French power and transportation giant Alstom today pleaded guilty and agreed to pay a record $772 million criminal penalty to the Department of Justice to resolve charges over violations of the Foreign Corrupt Practices Act. If approved by the court next year, it will mark the largest foreign bribery penalty in the history of the Department of Justice.
The criminal fine resolves charges that Alstom paid tens of millions of dollars in bribes to government officials in several countries in exchange for energy contracts, including in Indonesia, Saudi Arabia, Egypt, the Bahamas, and Taiwan, Deputy Attorney General James Cole stated.
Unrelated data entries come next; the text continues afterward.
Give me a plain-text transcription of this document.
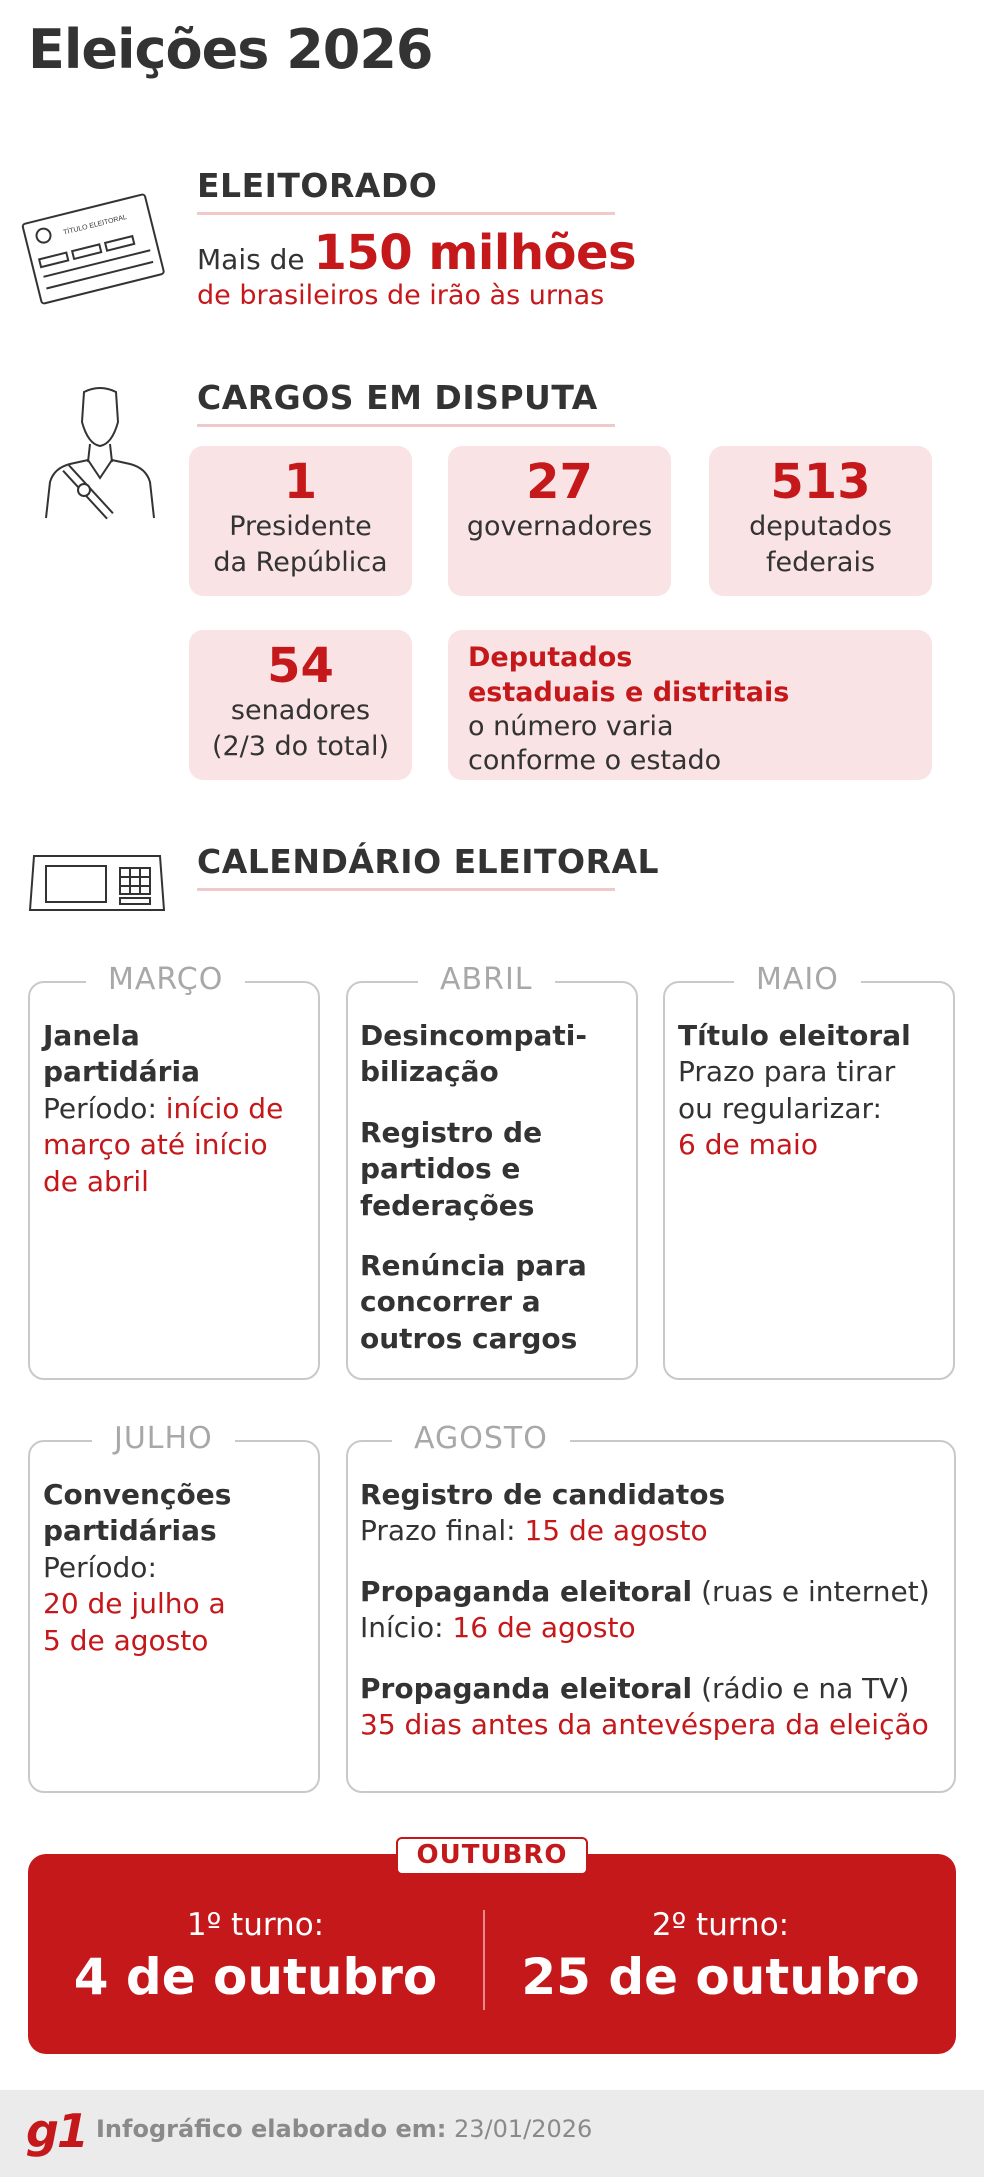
Eleições 2026
TÍTULO ELEITORAL
ELEITORADO
Mais de 150 milhões
de brasileiros de irão às urnas
CARGOS EM DISPUTA
1
Presidente
da República
27
governadores
513
deputados
federais
54
senadores
(2/3 do total)
Deputados
estaduais e distritais
o número varia
conforme o estado
CALENDÁRIO ELEITORAL
MARÇO
Janela
partidária
Período: início de
março até início
de abril
ABRIL
Desincompati-
bilização
Registro de
partidos e
federações
Renúncia para
concorrer a
outros cargos
MAIO
Título eleitoral
Prazo para tirar
ou regularizar:
6 de maio
JULHO
Convenções
partidárias
Período:
20 de julho a
5 de agosto
AGOSTO
Registro de candidatos
Prazo final: 15 de agosto
Propaganda eleitoral (ruas e internet)
Início: 16 de agosto
Propaganda eleitoral (rádio e na TV)
35 dias antes da antevéspera da eleição
OUTUBRO
1º turno:
4 de outubro
2º turno:
25 de outubro
g1 Infográfico elaborado em: 23/01/2026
Alstom’s corruption scheme was "astounding in its breadth, its brazenness and its worldwide consequences," Cole stated. "And it is both my expectation—and my intention—that the comprehensive resolution we are announcing today will send an unmistakable message to other companies around the world: that this Department of Justice will be relentless in rooting out and punishing corruption to the fullest extent of the law, no matter how sweeping its scale or how daunting its prosecution.”
As part of the settlement, Alstom’s Swiss subsidiary, Alstom Network Schweiz AG (formerly Alstom Prom), also pleaded guilty to conspiring to violate the FCPA. Additionally, the company’s two U.S. subsidiaries—Alstom Power and Alstom Grid—have entered into deferred prosecution agreements and admitted that they conspired to violate the anti-bribery provisions of the FCPA.
In Indonesia, for example, Alstom, Alstom Prom, and Alstom Power paid bribes to government officials – including a high-ranking member of the Indonesian Parliament and high-ranking members of Perusahaan Listrik Negara, the state-owned electricity company in Indonesia – in exchange for assistance in securing several contracts to provide power-related services valued at approximately $375 million. In total, Alstom paid more than $75 million to secure $4 billion in projects around the world, with a profit to the company of approximately $300 million, according to the Justice Department.
Alstom and its subsidiaries also attempted to conceal the bribery scheme by retaining consultants purportedly to provide consulting services on behalf of the companies, but who actually served as conduits for corrupt payments to the government officials.
The plea agreement cites many factors considered by the Justice Department in reaching the appropriate resolution, including:
Alstom’s failure to voluntarily disclose the misconduct even though it was aware of related misconduct at a U.S. subsidiary that previously resolved corruption charges with the department in connection with a power project in Italy;
Alstom’s refusal to fully cooperate with the Justice Department’s investigation for several years;
The breadth of the companies’ misconduct, which spanned many years, occurred in countries around the globe and in several business lines, and involved sophisticated schemes to bribe high-level government officials;
Alstom’s lack of an effective compliance and ethics program at the time of the conduct; and
Alstom’s prior criminal misconduct, including conduct that led to resolutions with various other governments and the World Bank.
Alstom’s criminal penalty overshadows the $450 million criminal penalty that German electrical and engineering giant Siemens reached with the Justice Department in 2008. In all, Siemens paid $800 million to U.S. and German enforcement authorities, including $350 million to the Securities and Exchange Commission, to resolve charges that it paid a staggering $1.4 billion in bribes to government officials in Asia, Africa, Europe, the Middle East, and the Americas.
To date, the Justice Department has announced charges against five individuals, including four corporate executives of Alstom and its subsidiaries, for alleged corrupt conduct involving Alstom:
Frederic Pierucci, Alstom’s former vice president of global boiler sales, pleaded guilty last year to conspiring to violate the FCPA and a charge of violating the FCPA for his role in the Indonesia bribery scheme.
David Rothschild, Alstom Power’s former vice president of regional sales, pleaded guilty in 2012 to conspiracy to violate the FCPA.
William Pomponi, Alstom Power’s former vice president of regional sales, pleaded guilty in July to conspiracy to violate the FCPA.
Lawrence Hoskins, Alstom’s former senior vice president for the Asia region, was charged in a second superseding indictment last year, and is pending trial in the District of Connecticut in June 2015.
In addition, the U.K. Serious Fraud Office on Dec. 22 brought fresh charges against Alston Power and two of its former employees for paying bribes from 2002 through 2010 to officials of state-controlled energy company AB Lietuvos Elektrine to secure a contract in Lithuania, the Financial Times reported.